«All’epoca la ammiravo. Pensavo: è tutto quello che vorrei essere». Così inizia il racconto della stessa ex attivista che intervistò Greta Thunberg nel 2018. Allora, dice, era totalmente dentro la narrazione: «Facevo reportage sul cambiamento climatico, promuovevo l’attivismo, ero convinta che ogni piccolo gesto contasse. E Greta era il modello perfetto: niente aerei, alimentazione vegana, rinunce quotidiane. Una missionaria del clima».
Ma col passare del tempo, qualcosa è cambiato. «Quelle scelte oggi mi sembrano simboliche, quasi superficiali. Un’estetica della colpa che però non tocca i veri nodi del problema: le logiche di potere, l’economia globale, le lobby. Il movimento ha creato rituali più che soluzioni. E una giovane è diventata la sua icona sacra».
La reporter ha intervistato Greta una seconda volta, dopo la pandemia, per un evento online. «Era molto più professionale, quasi istituzionale. Pare che l’intervento fosse a pagamento, intorno ai 25mila dollari. Nulla di illegittimo, ma è evidente che oggi Greta è diventata un personaggio consolidato, parte di un sistema che prima criticava».

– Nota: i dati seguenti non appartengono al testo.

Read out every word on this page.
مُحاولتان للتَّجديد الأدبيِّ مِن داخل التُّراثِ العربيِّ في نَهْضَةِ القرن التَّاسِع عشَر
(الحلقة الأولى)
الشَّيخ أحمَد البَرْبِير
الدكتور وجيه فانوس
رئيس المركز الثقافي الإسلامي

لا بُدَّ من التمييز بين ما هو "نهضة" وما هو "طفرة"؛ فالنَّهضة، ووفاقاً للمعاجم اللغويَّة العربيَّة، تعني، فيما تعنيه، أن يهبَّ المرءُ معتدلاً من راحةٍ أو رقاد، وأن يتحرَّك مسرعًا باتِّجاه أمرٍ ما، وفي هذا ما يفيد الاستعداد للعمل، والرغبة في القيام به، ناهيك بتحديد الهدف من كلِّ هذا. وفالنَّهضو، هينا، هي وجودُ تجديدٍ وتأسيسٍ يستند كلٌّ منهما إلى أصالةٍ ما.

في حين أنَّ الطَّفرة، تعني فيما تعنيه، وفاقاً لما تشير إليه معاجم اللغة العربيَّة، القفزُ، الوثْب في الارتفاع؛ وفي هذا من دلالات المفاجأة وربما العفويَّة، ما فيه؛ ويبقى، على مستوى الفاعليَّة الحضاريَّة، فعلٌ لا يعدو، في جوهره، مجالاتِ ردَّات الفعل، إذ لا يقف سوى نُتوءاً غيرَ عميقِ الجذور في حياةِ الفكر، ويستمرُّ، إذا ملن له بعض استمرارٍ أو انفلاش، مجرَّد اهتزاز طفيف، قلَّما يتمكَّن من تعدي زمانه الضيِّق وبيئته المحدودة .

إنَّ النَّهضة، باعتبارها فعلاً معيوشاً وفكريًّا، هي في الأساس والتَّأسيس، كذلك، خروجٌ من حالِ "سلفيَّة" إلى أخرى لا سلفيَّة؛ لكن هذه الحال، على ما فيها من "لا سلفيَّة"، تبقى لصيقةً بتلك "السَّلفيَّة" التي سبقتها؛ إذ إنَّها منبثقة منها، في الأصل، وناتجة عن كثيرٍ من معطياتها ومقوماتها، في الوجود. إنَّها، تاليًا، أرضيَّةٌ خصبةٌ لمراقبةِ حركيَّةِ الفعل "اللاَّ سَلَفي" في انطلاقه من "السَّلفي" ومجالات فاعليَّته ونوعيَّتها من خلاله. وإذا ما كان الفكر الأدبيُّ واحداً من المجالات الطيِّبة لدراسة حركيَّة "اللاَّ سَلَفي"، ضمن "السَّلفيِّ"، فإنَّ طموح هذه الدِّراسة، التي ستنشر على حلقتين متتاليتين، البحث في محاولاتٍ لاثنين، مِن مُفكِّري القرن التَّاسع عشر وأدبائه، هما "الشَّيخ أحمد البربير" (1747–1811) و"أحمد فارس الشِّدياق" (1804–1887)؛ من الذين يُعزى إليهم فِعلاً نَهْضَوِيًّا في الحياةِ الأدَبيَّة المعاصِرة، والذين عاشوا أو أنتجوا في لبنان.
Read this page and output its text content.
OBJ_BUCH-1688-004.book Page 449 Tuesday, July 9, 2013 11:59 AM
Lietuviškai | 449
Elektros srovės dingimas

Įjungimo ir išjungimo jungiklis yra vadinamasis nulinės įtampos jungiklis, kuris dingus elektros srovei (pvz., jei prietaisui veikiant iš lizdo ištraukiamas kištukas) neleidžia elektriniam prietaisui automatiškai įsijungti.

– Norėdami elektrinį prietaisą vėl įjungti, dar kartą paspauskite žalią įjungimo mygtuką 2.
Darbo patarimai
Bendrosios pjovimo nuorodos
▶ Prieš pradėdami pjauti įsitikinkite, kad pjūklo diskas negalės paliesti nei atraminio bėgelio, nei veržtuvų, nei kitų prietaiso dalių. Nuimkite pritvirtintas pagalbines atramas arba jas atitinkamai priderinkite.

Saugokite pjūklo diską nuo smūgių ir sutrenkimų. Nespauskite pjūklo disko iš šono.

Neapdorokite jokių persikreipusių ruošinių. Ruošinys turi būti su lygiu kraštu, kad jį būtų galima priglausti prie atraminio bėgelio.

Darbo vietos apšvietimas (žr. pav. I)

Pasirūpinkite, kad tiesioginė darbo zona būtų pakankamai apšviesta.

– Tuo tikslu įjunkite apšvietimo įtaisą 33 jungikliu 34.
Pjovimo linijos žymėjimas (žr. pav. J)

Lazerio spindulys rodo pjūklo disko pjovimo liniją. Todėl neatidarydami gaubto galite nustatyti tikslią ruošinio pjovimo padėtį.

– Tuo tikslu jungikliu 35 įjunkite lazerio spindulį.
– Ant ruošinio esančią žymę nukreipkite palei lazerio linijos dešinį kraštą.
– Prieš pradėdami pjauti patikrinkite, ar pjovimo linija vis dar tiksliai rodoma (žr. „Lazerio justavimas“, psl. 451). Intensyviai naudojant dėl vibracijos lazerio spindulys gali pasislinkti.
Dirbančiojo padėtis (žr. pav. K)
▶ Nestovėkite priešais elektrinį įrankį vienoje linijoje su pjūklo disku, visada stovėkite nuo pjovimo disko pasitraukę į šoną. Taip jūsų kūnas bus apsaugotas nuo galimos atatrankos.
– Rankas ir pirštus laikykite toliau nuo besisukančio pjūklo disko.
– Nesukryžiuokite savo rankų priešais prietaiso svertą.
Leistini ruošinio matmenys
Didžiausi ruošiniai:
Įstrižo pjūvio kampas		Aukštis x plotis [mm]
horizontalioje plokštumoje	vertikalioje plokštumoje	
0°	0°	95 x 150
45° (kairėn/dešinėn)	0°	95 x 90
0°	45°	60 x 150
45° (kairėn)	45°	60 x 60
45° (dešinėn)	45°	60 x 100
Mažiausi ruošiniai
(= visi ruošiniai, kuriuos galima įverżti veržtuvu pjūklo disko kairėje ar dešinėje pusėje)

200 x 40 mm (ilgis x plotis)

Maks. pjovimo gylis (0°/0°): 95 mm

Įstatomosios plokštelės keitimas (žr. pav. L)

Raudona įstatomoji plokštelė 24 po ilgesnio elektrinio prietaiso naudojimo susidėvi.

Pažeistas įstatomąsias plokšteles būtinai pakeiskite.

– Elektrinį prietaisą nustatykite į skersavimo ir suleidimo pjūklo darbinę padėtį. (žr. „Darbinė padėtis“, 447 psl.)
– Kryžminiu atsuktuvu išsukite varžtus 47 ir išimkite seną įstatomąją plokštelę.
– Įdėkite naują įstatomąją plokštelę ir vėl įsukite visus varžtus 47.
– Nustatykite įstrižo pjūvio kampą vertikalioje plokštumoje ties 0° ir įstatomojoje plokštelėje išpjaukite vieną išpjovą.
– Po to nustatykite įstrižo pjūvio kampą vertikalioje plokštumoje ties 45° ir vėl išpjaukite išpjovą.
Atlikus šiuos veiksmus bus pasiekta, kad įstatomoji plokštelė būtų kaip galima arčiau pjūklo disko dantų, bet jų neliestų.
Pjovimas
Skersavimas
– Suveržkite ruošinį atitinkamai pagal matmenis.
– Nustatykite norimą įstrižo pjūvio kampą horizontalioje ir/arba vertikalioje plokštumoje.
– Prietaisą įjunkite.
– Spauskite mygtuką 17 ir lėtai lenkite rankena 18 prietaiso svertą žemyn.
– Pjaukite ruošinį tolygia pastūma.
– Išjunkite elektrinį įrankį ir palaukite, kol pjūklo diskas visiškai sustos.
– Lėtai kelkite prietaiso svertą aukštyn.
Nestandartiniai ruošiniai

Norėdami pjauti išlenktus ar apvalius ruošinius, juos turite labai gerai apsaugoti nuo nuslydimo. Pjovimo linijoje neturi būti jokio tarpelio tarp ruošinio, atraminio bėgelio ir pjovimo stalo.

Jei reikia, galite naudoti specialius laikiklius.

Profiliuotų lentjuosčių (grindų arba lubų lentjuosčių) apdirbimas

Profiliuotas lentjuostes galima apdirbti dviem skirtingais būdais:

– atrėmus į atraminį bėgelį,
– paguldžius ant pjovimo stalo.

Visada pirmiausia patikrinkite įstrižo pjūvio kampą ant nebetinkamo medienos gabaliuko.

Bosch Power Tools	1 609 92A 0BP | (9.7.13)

Infine, la questione politica. «La sua visita a Gaza è un salto di qualità. Un atto politico estremo, che segna un passaggio: Greta oggi non è più solo un simbolo ecologista, ma una militante con una visione ideologica molto precisa. Vede l’Occidente come il nemico, l’impero da combattere. Una visione semplicistica, pericolosa, che rischia di ridurre questioni complesse in una narrazione manichea. Ma se c’è una cosa che le riconosco ancora, è che ci crede davvero. È una vera credente. Noi, al massimo, possiamo limitarci a osservare».